The International Organization for Migration and U.N. High Commissioner for Refugees said the campaign aims to raise $920 million -- more than half of which will go for food, water, sanitation and shelter needs. Hundreds of thousands of Rohingya have been forced to flee their homes in Myanmar's Rakhine state since 2017 to escape violence.
The Muslim Rohingya population has been denied citizenship and freedom of movement in Myanmar because the government views them as illegal migrants from Bangladesh. Most recently, they have been subject to attack by Myanmar's military and Buddhist mobs in what the U.N. has called genocide.
"Our humanitarian imperative today is to stabilize the situation of stateless Rohingya refugees and their Bangladesh hosts," U.N. High Commissioner for Refugees Filippo Grandi said in a statement. "We are hoping for timely, predictable and flexible contributions in order to meet the goals of this year's appeal.

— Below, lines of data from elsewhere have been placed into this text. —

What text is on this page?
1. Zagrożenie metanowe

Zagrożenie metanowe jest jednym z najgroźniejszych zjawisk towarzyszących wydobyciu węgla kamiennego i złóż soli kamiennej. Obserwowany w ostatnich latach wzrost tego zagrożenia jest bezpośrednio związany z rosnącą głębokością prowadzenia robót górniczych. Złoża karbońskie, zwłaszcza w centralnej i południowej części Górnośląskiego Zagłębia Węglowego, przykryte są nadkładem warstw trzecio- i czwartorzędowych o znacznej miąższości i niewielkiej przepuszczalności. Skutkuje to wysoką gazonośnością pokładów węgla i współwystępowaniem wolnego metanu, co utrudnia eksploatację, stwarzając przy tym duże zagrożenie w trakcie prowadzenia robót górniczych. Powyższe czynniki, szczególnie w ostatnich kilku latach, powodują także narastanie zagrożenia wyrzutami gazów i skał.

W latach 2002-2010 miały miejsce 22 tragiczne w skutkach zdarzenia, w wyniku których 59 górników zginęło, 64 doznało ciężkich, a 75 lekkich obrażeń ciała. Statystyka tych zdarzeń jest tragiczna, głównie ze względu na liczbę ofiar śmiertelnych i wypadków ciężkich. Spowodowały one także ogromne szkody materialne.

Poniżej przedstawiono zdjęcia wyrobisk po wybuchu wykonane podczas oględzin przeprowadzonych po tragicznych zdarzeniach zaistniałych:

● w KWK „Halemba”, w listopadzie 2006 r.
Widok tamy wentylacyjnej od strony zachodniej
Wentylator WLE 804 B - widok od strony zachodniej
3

Grandi said while financial help for the Rohingya is critical at the moment, he called on Myanmar to come up with a long-term solution to help the population.
"While we tackle these immediate humanitarian needs, we must not lose sight of solutions," he said. "I repeat my call to Myanmar to take urgent action to address the root causes of this crisis which have persisted for decades so that people are no longer forced to flee and can eventually return home in safety and dignity."
The plan, outlined Friday in a 90-page report, said conditions at crowded Rohingya camps are critical and early rains are bringing more potential of death because of disease outbreaks, landslides and flash floods.
"Moving forward, we reiterate our commitment to meeting the dire needs of this population and urge the international community to support these efforts," International Organization for Migration director general António Vitorino said.